Accommodation for Student Activities.
 Carleton University recognizes the substantial benefits, both to the individual student and for the university, that result from a student participating in activities beyond the classroom experience. Reasonable accommodation must be provided to students who compete or perform at the national or international level. Please contact your instructor with any requests for academic accommodation during the first two weeks of class, or as soon as possible after the need for accommodation is known to exist. For more details, see the policy.

Student Academic Integrity Policy. 
Every student should be familiar with the Carleton University student academic integrity policy. A student found in violation of academic integrity standards may be awarded penalties which range from a reprimand to receiving a grade of F in the course or even being expelled from the program or University. Examples of punishable offences include: plagiarism and unauthorized co-operation or collaboration.

Plagiarism. As defined by Senate, "plagiarism is presenting, whether intentional or not, the ideas, expression of ideas or work of others as one's own". Such reported offences will be reviewed by the office of the Dean of Science.

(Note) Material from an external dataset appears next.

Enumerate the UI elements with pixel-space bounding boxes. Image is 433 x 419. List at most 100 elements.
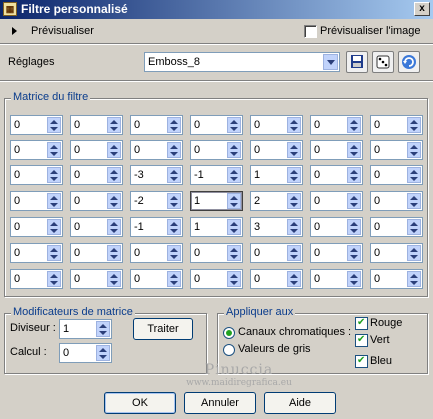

Unauthorized Co-operation or Collaboration. 
Senate policy states that "to ensure fairness and equity in assessment of term work, students shall not co-operate or collaborate in the completion of an academic assignment, in whole or in part, when the instructor has indicated that the assignment is to be completed on an individual basis". For this course, the following holds:

  1. This is the first offering of this course! I will seek your advise in terms of any particular algorithms that you will like to see in this course.
  2. All communications will be done via cuLearn forums. If you have a question that may benefit the whole class,  please post it in the forum or ask during the class/office hour. (The discussion that are of private nature can be done by sending me an e-mail.)
  3. I am planning to take online lectures twice a week. Once I know the time zones of all the students, we will draw up a lecture schedule. Online lectures will be recorded (subject to all the technological issues involved). I am planning  to make the recordings available on cuLearn. They won't be made available on any other outlets. You need a  cuLearn account to access them. Please do not post or resend the links to the recorded video to anybody (thanks).
  4. I am planning to hold my office hours immediately before/after/during the online lectures. 
  5. I am new to online lectures and there will be several bumps! I am still hoping that you will appreciate the beautiful algorithmic techniques.
  6. For uOttawa students: Please try to figure out how to obtain the cuLearn account. (I can't help you with the administrative aspect - please contact graduate and departmental administrators.)
  7. For your benefit I will be posting some of the videos from COMP 3801 class. Those are gentle introduction to a subset of the topics in this course. The reason for posting them is that you may review them beforehand to get somewhat familiar with the contents and the style of this course. This course will be at a much faster pace. We will cover significantly more and advanced material. Think of the COMP 3801 videos as the background preparation.
  8. Learn (La)TeX as soon as possible - will help you to write your thesis later!
  9. Assignment 1 is posted. Please see cuLearn
  10. Assignment 2 will be posted on December 4th evening on cuLearn. It will be due in about 10 days.
  11. Project reports and videos have been posted on cuLearn.
  12. Friday December 4th will likely be the last lecture for this course.
  13. Thanks a lot for taking this course.